– Не думаю, что это туннель, – сказала она. – По-моему, они стоят у вершины длинного цилиндра.
– Может быть, пушечного жерла, – сказал Гамаш.
– Если это пушка, то уж очень большая.
– Ну и что? У нас тут есть одна очень большая пушка, – напомнил он.
– Сомневаюсь, что это пушка, – сказал Бовуар, наклоняясь над плечом мадам Гамаш. – Это больше походит на лестничную клетку.

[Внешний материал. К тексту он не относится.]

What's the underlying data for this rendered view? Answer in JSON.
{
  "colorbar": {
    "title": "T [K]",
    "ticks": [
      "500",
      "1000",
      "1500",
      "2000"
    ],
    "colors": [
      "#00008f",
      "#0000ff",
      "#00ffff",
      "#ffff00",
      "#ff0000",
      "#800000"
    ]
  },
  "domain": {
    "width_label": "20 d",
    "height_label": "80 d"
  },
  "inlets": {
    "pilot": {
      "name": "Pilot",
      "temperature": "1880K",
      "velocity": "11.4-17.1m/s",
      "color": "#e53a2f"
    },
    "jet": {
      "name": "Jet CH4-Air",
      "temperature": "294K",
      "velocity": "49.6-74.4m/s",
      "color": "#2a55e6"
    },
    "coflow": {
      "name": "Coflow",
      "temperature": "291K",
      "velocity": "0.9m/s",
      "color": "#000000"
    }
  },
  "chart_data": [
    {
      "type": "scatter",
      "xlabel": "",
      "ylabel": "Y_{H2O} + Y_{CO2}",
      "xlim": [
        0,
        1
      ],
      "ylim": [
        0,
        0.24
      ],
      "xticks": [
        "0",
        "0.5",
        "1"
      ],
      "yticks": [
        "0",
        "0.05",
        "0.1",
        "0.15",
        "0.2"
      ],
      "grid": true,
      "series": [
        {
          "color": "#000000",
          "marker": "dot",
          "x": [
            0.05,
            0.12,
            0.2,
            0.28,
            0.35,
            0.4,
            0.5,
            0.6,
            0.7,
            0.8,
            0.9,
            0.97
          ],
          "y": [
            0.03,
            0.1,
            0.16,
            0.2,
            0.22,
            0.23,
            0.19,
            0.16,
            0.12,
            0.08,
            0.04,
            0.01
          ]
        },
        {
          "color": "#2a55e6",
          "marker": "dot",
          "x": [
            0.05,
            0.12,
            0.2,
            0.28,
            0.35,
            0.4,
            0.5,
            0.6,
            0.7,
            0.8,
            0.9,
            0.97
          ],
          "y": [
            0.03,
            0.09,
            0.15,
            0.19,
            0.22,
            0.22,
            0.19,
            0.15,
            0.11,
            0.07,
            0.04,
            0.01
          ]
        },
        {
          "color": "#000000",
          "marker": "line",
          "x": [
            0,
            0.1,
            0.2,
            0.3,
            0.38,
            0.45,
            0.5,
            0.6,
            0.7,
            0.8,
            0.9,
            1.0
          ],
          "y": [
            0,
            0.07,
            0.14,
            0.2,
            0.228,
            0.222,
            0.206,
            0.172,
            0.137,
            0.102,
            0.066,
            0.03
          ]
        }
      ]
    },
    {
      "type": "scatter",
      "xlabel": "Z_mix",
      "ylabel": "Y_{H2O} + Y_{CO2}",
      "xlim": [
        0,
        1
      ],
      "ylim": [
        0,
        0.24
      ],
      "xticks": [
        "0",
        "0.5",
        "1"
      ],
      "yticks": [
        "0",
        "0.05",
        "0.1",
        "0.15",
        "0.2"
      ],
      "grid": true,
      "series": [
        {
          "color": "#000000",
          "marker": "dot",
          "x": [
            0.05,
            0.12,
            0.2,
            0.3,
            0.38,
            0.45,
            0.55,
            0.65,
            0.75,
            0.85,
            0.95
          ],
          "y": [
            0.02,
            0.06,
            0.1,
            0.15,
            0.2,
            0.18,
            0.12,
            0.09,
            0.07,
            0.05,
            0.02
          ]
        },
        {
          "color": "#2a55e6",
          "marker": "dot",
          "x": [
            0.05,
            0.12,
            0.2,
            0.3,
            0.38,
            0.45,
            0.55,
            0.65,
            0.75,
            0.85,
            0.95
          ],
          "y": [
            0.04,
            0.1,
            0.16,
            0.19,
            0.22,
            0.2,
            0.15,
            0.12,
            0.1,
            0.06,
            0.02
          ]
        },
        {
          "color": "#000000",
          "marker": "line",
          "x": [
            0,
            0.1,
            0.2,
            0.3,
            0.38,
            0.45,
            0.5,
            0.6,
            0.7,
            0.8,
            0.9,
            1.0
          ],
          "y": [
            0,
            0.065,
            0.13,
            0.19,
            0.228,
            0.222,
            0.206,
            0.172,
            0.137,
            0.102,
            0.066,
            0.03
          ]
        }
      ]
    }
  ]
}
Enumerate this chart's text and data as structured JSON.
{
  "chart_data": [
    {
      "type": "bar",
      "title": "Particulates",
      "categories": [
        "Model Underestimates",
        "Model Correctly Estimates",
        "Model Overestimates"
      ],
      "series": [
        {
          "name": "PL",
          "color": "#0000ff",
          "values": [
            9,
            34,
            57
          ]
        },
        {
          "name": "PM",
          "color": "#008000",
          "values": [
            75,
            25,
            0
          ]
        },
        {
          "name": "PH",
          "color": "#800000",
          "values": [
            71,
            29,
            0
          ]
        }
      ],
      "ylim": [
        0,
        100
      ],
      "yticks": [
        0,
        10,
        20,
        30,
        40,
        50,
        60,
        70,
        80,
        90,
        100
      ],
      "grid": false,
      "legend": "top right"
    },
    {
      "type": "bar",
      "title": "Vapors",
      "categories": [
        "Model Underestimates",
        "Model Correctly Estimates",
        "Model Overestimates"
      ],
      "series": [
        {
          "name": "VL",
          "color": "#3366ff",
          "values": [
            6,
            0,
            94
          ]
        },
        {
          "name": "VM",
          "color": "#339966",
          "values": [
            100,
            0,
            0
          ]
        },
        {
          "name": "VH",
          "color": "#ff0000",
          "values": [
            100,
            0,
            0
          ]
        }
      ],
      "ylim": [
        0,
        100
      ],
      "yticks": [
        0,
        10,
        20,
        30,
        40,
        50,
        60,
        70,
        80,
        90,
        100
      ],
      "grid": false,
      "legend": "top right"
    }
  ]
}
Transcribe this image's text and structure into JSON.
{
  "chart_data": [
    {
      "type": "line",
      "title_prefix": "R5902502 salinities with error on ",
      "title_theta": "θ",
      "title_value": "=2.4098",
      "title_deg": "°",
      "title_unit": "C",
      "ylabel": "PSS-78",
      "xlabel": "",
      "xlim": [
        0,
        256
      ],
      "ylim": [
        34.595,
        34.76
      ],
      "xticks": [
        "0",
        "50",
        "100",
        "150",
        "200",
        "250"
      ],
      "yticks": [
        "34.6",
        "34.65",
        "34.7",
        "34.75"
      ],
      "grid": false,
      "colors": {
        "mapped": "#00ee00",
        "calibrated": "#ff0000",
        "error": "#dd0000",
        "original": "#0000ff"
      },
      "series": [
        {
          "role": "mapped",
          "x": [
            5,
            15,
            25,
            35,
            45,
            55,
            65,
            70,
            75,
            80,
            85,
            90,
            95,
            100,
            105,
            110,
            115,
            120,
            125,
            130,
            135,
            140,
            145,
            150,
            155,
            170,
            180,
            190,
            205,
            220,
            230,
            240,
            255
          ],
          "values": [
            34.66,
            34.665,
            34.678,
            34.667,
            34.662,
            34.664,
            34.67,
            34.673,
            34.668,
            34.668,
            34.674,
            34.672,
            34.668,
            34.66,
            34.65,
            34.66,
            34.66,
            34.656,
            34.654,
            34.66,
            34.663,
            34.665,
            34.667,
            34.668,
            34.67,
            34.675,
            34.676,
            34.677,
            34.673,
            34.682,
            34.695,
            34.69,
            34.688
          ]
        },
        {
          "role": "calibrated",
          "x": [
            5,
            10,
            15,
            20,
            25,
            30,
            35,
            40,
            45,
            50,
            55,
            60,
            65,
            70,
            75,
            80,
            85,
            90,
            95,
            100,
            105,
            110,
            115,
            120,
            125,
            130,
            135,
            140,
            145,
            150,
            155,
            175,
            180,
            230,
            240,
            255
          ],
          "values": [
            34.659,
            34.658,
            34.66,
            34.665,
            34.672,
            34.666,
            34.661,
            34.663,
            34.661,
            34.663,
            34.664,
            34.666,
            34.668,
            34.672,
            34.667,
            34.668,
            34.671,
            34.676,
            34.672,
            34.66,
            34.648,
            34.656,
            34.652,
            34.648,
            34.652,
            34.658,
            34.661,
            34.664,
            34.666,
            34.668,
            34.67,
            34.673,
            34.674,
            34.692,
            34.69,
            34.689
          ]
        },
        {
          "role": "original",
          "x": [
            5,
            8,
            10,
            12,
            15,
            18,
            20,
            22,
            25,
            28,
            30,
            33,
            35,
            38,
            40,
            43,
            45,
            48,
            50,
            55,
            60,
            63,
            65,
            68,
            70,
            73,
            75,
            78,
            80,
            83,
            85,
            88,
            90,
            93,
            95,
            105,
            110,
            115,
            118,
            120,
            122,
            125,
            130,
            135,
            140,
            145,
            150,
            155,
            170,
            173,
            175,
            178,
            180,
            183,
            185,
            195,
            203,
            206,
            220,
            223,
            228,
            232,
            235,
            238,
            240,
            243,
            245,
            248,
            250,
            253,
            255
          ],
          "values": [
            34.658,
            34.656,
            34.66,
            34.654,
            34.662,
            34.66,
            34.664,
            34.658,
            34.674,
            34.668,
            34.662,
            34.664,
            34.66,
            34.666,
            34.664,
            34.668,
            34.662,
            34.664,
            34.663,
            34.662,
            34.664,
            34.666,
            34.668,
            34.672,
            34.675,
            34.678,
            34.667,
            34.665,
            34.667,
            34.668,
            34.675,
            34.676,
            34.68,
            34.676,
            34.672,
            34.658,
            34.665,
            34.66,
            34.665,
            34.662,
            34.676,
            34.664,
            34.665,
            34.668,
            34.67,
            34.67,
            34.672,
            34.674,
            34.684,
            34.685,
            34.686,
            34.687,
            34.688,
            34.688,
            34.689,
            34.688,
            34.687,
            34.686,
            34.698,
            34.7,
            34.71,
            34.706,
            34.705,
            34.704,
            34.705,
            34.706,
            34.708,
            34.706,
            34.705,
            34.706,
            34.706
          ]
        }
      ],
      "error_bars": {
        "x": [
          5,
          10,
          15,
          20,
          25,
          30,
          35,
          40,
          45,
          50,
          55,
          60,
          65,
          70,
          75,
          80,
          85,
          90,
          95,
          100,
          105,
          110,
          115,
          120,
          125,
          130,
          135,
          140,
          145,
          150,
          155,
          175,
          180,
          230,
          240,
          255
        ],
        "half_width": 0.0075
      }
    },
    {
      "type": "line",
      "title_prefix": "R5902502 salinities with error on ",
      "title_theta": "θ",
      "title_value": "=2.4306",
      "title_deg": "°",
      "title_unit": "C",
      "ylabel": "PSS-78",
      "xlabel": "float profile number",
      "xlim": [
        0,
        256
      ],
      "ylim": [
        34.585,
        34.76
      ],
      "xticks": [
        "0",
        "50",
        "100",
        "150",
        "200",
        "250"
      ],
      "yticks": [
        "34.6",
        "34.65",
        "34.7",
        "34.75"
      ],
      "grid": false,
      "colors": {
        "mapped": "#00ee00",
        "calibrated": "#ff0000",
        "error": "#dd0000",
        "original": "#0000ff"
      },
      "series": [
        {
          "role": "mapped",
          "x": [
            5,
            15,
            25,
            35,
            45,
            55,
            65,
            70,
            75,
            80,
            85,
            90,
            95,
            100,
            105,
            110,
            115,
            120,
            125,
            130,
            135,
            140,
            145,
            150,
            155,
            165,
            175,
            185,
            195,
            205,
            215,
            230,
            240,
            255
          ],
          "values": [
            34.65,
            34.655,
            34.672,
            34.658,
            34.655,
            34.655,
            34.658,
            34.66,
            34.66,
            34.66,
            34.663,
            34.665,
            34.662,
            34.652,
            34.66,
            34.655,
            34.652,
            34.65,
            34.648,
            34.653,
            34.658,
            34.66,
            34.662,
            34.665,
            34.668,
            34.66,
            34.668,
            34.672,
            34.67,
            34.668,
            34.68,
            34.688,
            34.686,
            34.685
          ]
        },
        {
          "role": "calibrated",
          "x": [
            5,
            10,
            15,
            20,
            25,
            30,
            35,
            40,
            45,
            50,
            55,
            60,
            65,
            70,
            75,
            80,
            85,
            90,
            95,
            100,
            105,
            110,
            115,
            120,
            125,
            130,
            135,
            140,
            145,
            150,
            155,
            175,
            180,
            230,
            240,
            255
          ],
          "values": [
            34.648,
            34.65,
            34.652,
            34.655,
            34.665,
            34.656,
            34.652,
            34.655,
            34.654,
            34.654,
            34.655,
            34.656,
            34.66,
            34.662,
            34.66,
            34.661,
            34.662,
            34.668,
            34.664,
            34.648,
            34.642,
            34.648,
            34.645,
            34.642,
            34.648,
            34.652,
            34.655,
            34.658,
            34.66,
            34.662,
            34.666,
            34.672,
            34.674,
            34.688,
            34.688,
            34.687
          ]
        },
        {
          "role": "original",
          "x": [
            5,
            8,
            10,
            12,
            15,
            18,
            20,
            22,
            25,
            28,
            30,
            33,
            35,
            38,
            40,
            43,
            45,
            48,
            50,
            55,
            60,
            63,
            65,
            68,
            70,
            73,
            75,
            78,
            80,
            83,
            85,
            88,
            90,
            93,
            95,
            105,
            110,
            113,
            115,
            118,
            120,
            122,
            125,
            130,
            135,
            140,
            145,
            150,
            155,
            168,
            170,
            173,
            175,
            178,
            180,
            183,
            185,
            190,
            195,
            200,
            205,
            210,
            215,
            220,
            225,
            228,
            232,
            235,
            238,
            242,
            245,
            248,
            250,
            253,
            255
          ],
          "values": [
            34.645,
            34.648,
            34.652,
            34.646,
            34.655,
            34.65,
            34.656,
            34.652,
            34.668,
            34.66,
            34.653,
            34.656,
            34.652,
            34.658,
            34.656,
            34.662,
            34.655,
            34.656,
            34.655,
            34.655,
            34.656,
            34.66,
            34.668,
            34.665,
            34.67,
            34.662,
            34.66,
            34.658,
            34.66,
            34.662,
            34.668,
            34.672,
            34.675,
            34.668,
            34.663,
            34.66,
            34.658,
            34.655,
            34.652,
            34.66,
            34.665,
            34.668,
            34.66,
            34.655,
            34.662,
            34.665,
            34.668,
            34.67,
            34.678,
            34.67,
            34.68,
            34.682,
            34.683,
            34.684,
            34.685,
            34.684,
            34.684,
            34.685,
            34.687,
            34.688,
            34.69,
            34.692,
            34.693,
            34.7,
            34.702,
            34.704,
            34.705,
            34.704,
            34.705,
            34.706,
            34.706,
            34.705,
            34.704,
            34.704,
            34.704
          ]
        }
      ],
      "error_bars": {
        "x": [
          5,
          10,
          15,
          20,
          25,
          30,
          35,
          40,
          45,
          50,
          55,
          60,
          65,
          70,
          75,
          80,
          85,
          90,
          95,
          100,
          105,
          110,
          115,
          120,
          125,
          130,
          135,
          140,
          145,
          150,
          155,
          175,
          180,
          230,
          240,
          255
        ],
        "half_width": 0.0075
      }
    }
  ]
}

– Или эскалатор, – сказал Арман.
И в самом деле, фотография казалась странно знакомой. Спуск в метро? Аэропорт? Да что угодно.
– Ужасно знакомо, – пробормотала Рейн-Мари.
– Может, мы говорим о пустяках, – сказал Гамаш. – Фотография явно снята много лет назад.
– А что случится, если выяснится, что была создана еще одна такая пушка? – спросила Рейн-Мари.
Гамаш немного подумал, открыл рот, но слов не нашел. Не нашел тех успокаивающих слов, которых ждала она. Слов, которые говорятся при горящих свечах. И к ужасу Рейн-Мари, он просто закрыл рот и посмотрел на нее.
– Ты думаешь, убийца нашел чертежи? – тихо спросила она.
– Не знаю, – ответил Гамаш. – Мэри Фрейзер обвинила меня в том, что я не понимаю, насколько опасен мир торговцев оружием. И она права. Сомневаюсь, что вещи, с которыми мы сталкивались до сих пор, могут сравниться с этим. Масштабы убийств, с которыми они имеют дело, невозможно представить. Они создают и разжигают войны, они поощряют геноцид. Ради прибылей. А какие прибыли! Они исчисляются миллиардами. А чьи-то жизни – да они ничего не стоят, ерунда.
Он говорил обыденным тоном, что только усиливало ужас сказанного.
– Думаю, мы должны исходить из худшего сценария, – сказал Жан Ги. – Будем считать, что чертежи найдены.
Обед вскоре закончился. Темы для разговора были исчерпаны. Договорились с Габри о номере для Адама Коэна, а Жан Ги переехал в дом Гамашей. Молодой человек явно испытал облегчение, узнав, что ему не нужно возвращаться в Монреаль.
Когда Лакост и Коэн ушли, а посуда была вымыта, Арман пошел выгулять Анри.
– Не возражаете, если я к вам присоединюсь? – спросил Жан Ги.
В дружеском молчании они втроем обошли деревенский луг, потом сделали еще один круг. Вечер был ясный и прохладный, дыхание образовывало облачка в воздухе. Небо заполнилось звездами, лунные тени трех сосен протянулись по всему лугу и уткнулись в бистро.
Они видели профессора Розенблатта, в одиночестве сидящего за столом. Гамаш остановился, задумался. И понял, что время пришло.
– Холодно, – сказал он Жану Ги. – Неплохо бы согреться.
– Я думал о том же, patron.
Минуту спустя они стояли у столика профессора.
– Bonsoir, – сказал Арман.
– Привет, – ответил профессор, поднимая голову и улыбаясь.